Default-immutable references. Git tags should be immutable by default, with mutation requiring an explicit and auditable override. GitHub could implement this tomorrow for Actions specifically - pinning workflows to the resolved SHA at commit time and warning when the upstream tag moves. npm already does something similar with lockfiles. The principle needs to be the platform default, not an opt-in best practice that 5% of developers adopt.

Cross-ecosystem provenance. Sigstore and SLSA provide a model for signed provenance that works across packaging formats. If a Git commit, an npm package and a VS Code extension all carry a signed attestation linking them to a verified build from a verified source, the mutable reference problem becomes less critical because the consumer can verify the chain regardless of which registry delivered it. This requires registries to mandate provenance rather than offer it as optional metadata.

Publisher identity as a verified claim. Self-asserted publisher names are the weakest link across every marketplace. Binding publisher identity to a verified organisational identity - through something like the Sigstore certificate authority's OIDC integration - raises the cost of impersonation from "create a new account" to "compromise a verified identity provider." This is not foolproof. But it forces the attacker up the difficulty curve.

None of these are novel proposals. All of them have existed in draft specifications, conference talks and blog posts for years. The gap is between knowing what to build and having the economic incentive to build it before the next incident rather than after.

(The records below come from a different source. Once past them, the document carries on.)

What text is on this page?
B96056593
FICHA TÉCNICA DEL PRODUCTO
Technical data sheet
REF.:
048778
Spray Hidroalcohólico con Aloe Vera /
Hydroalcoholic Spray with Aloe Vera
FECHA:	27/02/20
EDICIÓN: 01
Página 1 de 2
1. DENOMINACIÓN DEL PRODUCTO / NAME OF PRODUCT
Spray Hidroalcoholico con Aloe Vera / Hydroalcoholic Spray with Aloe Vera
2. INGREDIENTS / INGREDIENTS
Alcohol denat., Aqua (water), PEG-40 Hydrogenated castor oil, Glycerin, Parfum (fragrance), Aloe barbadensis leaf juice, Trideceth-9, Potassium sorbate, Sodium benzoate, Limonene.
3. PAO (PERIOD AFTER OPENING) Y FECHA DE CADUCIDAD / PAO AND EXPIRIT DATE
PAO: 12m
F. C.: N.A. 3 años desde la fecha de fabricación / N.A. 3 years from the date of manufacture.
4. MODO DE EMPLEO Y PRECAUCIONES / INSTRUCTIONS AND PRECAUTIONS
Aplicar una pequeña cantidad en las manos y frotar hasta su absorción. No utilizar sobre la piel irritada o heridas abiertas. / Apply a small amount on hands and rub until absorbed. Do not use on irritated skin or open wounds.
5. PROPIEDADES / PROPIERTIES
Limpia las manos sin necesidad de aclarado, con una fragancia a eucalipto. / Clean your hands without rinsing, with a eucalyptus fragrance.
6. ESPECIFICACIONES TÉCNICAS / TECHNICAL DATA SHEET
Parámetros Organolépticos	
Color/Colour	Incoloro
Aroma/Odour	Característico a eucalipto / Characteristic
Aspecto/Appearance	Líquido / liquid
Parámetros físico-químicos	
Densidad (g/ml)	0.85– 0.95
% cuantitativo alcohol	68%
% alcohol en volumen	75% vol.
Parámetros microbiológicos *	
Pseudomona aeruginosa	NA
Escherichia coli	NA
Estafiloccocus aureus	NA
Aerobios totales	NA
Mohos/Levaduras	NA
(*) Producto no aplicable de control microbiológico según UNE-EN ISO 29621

The lock keeps breaking because we keep installing the same one

The supply chain security conversation tends to fragment by ecosystem. GitHub Actions security is discussed by CI/CD specialists. npm supply chain attacks are discussed by JavaScript developers. MCP server risks are discussed by AI security researchers. VS Code extension threats are discussed by IDE teams. Each community develops its own detection tools, its own best practices and its own incident response playbooks.

But the attacker does not respect those boundaries. The tj-actions attack chain traversed SpotBugs, reviewdog and tj-actions across four months. The ClawHavoc campaign planted nearly 1,200 malicious skills in a marketplace to target developers using AI coding tools. The pattern is not "Git is insecure" or "MCP is insecure" or "VS Code extensions are insecure." The pattern is that every distribution mechanism that relies on a mutable name as its trust anchor will eventually be exploited through that mutability.

Until the default changes - until immutable references, verified identities and content-addressable distribution become the boring infrastructure that every new platform ships with rather than the optional hardening that security teams advocate for after a breach - the lock will keep breaking. Not because the attacks are sophisticated. Because the lock was never designed to hold.